Detection of T-cell receptor delta gene rearrangement by clonal specific polymerase chain reaction

Abstract

A sensitive and specific technique to detect minimal residual disease for T-cell malignancies was explored. Southern analysis and polymerase chain reaction (PCR) were used to detect the rearranged V-D-J segment of T-cell receptor delta (TCR delta) gene from malignant cell specimens of patients with leukemia and lymphoma of T-cell lineage. The PCR product was sequenced and from the DNA sequences of the V-D-J region, a 3' antisense primer was designed and synthesized for clonal specific PCR (CS-PCR). Seven of the 22 T-ALL (32%) and 5 of 18 (28%) T-cell lymphoma showed clonal rearrangement by Southern analysis. Six of the 7 (86%) T-ALL and 4 of the 5 (80%) T-cell lymphoma which were Southern positive were also positive by TCR delta PCR. The PCR products of four cases of T-ALL showing clonal pattern by TCR delta PCR amplification were successfully sequenced and CS-PCR amplification performed.
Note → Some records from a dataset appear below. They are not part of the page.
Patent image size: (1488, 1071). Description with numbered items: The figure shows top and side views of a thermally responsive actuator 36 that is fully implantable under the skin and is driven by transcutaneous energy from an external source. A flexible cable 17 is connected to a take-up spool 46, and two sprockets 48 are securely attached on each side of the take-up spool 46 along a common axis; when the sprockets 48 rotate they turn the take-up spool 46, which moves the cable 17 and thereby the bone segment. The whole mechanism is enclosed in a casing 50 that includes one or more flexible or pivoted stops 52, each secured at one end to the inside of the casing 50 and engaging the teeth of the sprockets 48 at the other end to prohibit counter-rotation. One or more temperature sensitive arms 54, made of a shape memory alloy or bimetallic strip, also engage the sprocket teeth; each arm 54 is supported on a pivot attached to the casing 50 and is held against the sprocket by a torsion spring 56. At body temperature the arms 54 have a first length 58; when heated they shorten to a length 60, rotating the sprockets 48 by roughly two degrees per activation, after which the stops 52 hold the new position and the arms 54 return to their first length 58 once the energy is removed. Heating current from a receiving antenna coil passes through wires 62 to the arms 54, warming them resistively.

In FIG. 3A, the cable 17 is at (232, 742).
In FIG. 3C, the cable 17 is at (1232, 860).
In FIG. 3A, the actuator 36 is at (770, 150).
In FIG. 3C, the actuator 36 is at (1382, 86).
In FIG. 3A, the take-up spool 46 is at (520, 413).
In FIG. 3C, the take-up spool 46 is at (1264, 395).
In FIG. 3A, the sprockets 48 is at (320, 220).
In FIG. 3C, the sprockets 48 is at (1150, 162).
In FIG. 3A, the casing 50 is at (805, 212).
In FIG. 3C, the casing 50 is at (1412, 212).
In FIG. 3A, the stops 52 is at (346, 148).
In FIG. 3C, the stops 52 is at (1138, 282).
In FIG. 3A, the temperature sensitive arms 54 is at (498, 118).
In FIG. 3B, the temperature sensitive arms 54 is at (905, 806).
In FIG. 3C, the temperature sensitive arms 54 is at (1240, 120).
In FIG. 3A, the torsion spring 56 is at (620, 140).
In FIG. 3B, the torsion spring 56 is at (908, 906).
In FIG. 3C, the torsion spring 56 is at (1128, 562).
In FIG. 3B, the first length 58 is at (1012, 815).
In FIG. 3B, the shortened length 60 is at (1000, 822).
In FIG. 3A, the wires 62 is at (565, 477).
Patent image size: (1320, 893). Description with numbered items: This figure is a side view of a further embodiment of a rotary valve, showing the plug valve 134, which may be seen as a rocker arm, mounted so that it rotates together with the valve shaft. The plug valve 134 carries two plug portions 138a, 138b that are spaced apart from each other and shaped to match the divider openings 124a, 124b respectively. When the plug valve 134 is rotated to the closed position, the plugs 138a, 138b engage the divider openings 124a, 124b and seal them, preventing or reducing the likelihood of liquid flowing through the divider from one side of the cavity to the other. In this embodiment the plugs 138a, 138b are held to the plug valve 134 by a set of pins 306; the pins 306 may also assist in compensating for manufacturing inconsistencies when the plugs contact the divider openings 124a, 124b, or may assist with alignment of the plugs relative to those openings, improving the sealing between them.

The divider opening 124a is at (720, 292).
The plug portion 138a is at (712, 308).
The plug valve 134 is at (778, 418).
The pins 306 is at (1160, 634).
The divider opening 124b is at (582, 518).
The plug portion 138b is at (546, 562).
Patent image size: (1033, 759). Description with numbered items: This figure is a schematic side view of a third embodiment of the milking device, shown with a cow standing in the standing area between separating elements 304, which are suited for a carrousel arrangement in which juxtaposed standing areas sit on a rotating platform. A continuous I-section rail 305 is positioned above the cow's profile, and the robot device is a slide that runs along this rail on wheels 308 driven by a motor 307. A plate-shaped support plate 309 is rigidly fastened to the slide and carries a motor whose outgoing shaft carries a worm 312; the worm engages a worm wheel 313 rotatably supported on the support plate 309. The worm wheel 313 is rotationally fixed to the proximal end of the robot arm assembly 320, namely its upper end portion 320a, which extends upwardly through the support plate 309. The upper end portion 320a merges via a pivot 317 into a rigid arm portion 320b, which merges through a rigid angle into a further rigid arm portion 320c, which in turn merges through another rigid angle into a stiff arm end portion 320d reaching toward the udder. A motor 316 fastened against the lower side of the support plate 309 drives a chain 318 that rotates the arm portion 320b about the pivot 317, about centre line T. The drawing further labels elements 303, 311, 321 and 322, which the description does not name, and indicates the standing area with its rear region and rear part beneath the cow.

CS-PCR detected with confidence specific clonal rearrangement in a mixture containing 0.003% of malignant cells. Marrow specimens obtained at diagnosis and subsequent follow-ups from the 4 T-ALL patients were studied by Southern analysis, TCR delta PCR and CS-PCR. The first patient was in continuous morphological complete remission for more than 3 years and had persistently negative Southern, TCR delta PCR and CS-PCR results on follow-up. Initial follow-up marrow samples from the second patient had persistently positive CS-PCR results while they were still morphologically and TCR delta PCR negative and the patient had a frank leukemic relapse at 18 months. The other two patients had persistent disease by conventional morphological examination, Southern analysis, TCR delta PCR and CS-PCR studies were all positive as expected. CS-PCR is a highly specific and sensitive technique in detecting minimal residual disease for T-cell malignancies. Its potential applications warrant further clinical evaluation and correlation.